Wayne Croning: Here is the story, told in my mother’s (Stella) own words. I have not written this; just added the title and made a few changes.


PARTITION: An incident in KARACHI recalled

I was six years old when India was divided in 1947, and Pakistan came into being. So being in Karachi, Sindh, we all, including all minorities, were automatically citizens of this brand new nation.
Partition, as we all know, was not smooth, on either side.. and I will not go into that… I, recall a story, a true story, as a six-year-old at that time. I observed, and heard of what was happening around our, much-loved-and-missed to this day, Mehta House. 

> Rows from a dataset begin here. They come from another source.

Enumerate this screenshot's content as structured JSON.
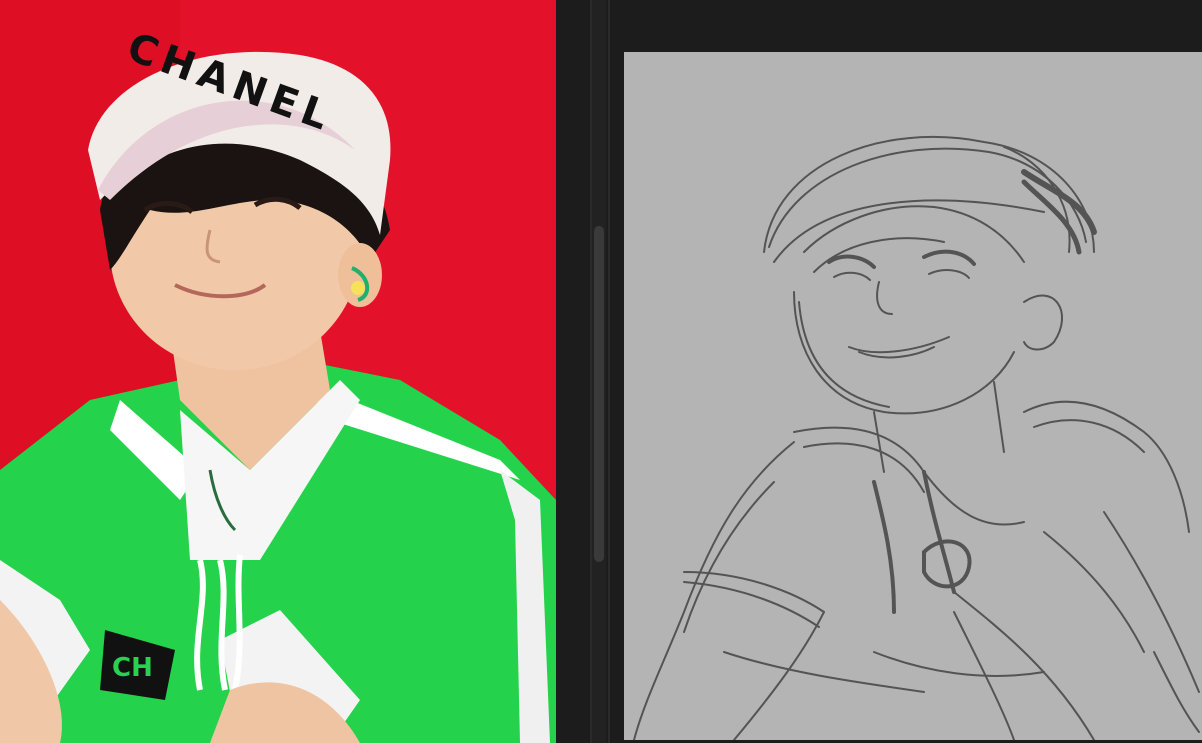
{
  "reference_photo": {
    "cap_text": "CHANEL",
    "shirt_text": "CH",
    "background_color": "#e20f23",
    "shirt_color": "#22d04a"
  },
  "canvas": {
    "background_color": "#b4b4b4",
    "stroke_color": "#4a4a4a"
  },
  "scrollbar": {
    "thumb_color": "#3a3a3a"
  }
}
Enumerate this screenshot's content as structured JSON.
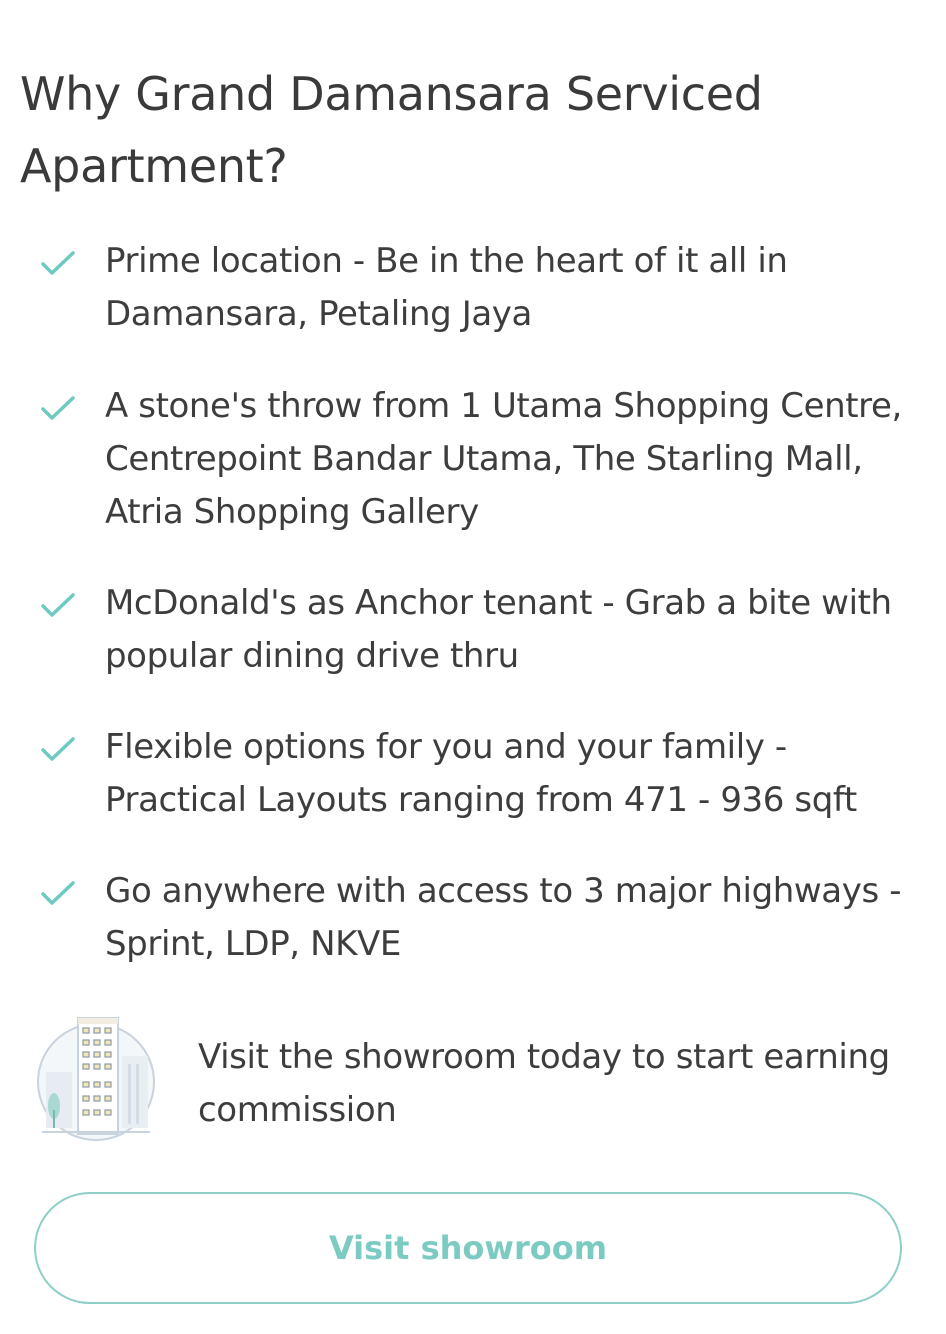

MEHTA HOUSE was in Chand Street, or … Chand Gali. It belonged to the Mehtas, who were members of a Parsi community that was well-known, and loved by many, for their wonderful works of philanthropy.
But I digress, so let me go back to 1947…
Our building had back doors that opened to a compound for all who lived there, where children played and fought as children do. It led out to a long passage where there were smaller little houses side by side, occoupied by Iranian Parsi couples. At the end of the compound was a big gate which could be locked up.. and at night was. I can still see the colour, sort of a dusty grey-blue. The ‘gate’ was always closed, but had a small door through which one could go and come. It was fully opened only when one of the Mehta House owners would drive his car in.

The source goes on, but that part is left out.